— Order, Supreme Court, New York County (Francis N. Pécora, J.), entered November 14, 1990, which denied plaintiffs motion for summary judgment on its first and third causes of action, dismissed the counterclaims set forth in the answer, and granted defendant leave to amend its answer to assert an affirmative defense of fraudulent inducement, unanimously modified, on the law, with costs, to deny defendant’s motion for leave to plead the defense of fraudulent inducement, and grant plaintiffs motion for summary judgment on its first and third causes of action, and otherwise affirmed.

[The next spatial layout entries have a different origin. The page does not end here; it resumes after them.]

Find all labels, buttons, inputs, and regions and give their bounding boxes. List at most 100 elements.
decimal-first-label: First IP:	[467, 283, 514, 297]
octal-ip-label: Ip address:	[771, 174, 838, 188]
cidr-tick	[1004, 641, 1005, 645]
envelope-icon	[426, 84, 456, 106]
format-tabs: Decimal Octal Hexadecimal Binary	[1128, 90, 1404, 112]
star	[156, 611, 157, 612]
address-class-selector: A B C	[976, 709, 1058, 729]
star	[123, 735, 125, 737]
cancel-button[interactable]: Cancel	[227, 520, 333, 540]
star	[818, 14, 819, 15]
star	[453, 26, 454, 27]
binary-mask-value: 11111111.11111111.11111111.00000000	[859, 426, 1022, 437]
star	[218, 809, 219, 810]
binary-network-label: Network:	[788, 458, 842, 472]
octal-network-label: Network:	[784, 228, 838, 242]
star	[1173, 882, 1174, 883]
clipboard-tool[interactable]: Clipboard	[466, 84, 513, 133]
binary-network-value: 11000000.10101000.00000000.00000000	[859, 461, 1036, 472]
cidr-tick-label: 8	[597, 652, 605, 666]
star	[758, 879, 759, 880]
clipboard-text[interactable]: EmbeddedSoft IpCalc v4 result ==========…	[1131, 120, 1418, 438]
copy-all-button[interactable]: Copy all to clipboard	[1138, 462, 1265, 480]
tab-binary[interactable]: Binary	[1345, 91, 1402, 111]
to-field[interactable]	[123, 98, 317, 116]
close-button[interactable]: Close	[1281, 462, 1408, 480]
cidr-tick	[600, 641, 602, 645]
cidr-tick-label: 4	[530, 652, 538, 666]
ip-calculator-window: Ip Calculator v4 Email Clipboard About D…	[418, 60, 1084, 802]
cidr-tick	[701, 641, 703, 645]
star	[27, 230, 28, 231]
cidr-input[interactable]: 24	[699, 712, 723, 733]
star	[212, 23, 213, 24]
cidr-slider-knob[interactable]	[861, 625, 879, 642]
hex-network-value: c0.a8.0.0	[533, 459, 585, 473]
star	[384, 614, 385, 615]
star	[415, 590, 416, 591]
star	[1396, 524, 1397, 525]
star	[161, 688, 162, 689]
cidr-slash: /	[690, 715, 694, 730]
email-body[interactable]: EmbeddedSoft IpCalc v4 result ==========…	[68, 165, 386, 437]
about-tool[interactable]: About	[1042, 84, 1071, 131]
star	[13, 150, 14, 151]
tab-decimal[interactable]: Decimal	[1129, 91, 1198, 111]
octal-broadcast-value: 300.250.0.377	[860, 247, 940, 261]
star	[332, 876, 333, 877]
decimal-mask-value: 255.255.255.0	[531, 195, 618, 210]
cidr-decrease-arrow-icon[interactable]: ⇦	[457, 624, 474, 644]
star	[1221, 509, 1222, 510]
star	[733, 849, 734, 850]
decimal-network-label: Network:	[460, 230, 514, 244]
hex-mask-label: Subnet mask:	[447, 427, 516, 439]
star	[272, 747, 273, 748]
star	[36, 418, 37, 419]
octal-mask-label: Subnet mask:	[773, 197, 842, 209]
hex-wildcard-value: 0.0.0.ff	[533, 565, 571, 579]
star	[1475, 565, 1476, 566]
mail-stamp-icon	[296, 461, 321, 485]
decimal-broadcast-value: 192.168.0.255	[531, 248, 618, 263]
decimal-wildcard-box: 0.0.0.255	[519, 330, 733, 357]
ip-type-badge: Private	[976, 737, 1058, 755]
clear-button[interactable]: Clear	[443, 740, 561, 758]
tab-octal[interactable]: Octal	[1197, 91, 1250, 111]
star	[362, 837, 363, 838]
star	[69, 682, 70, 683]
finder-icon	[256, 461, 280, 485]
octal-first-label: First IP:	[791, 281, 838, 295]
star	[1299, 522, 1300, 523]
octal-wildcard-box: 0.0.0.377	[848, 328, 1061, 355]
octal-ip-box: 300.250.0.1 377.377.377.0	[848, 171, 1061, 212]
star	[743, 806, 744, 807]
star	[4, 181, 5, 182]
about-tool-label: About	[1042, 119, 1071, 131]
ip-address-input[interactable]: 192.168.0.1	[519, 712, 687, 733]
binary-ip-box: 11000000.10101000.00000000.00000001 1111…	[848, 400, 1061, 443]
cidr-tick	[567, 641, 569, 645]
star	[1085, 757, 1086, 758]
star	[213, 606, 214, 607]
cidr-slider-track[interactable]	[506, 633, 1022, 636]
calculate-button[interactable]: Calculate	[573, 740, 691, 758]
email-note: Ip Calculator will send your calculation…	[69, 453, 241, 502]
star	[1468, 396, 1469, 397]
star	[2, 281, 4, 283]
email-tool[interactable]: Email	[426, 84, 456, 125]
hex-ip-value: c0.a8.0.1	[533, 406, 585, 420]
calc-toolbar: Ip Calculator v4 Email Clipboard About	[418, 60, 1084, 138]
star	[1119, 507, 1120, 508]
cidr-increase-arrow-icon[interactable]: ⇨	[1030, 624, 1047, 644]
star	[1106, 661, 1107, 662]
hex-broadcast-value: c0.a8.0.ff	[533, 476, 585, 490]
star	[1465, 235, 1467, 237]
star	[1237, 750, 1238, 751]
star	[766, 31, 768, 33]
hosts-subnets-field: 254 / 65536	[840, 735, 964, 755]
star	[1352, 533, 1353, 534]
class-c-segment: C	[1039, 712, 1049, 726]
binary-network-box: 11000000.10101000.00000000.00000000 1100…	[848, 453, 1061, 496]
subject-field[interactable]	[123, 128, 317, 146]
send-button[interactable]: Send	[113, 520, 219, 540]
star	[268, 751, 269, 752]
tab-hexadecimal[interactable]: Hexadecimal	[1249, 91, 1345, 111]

Plaintiff commenced this action to recover principal and interest based upon an alleged default under a loan agreement entered into between the parties on June 27, 1986. Plaintiff loaned defendant $4,669,000, of which $4,000,000 was used to retire a loan guarantee to plaintiffs predecessor by a company affiliated with defendant. The loan was secured by a chattel mortgage and collateral assignments, payments from which were applied to the principal, with part of the remainder credited to a collateral account, funds of which were to supplement monthly payments. The defendant remained liable for direct payment of accrued interest, while balances in the collateral account could be utilized, solely at the discretion of plaintiff, in the event of a default, which did occur.
In its answer, defendant raised three affirmative defenses and counterclaims. After partial discovery, plaintiff moved for summary judgment on the first and third causes of action. Defendant opposed and cross-moved to amend its answer to include affirmative defenses of breach of condition precedent and fraudulent inducement. The court found a prima facie *576case of breach of the loan documents, and held that the parol evidence rule barred the affirmative defense of an oral promise not to enforce the loan, but that parol evidence could be pleaded as an affirmative defense of fraudulent inducement.
The Supreme Court correctly ruled that the parol evidence rule bars proof of an oral condition precedent which, as here, is expressly contradicted by the written loan agreement (Mitchill v Lath, 247 NY 377). The defendant’s proposed fraudulent inducement defense is based upon plaintiff’s alleged oral misrepresentation that it would not enforce the loan documents, or call a default thereunder, unless and until the $4,000,000 collateral stream assigned by the defendant to the plaintiff in 1986 became insufficient to cover payments of principal and interest as reflected under the subject loan documents. In essence, this is merely a restatement of defendant’s claim of an agreement not to enforce the loan because of an oral condition precedent to the validity or enforceability of the loan documents. Section 2.03 (d) of the loan agreement provided that defendant "shall at all times remain liable to pay directly the accrued interest on the Term Loan, and neither payments under the Recognition Agreement nor balances in the collateral account shall be applied to pay such interest unless the [plaintiff] elects to do so in its discretion upon an Event of Default.” Thus, the specific contract terms contradict the defendant’s allegation that it executed the contract in reliance upon plaintiff’s alleged oral misrepresentation as set forth above, and defendant’s claim of fraudulent inducement is insufficient as a defense as a matter of law (see, Marine Midland Bank v CES/Compu-Tech, Inc., 147 AD2d 396, amended 149 AD2d 341; Marine Midland Bank v Cafferty, 174 AD2d 932). We have considered defendant’s arguments in its cross-appeal and find them to be without merit. Concur— Sullivan, J. P., Carro, Rosenberger, Wallach and Rubin, JJ.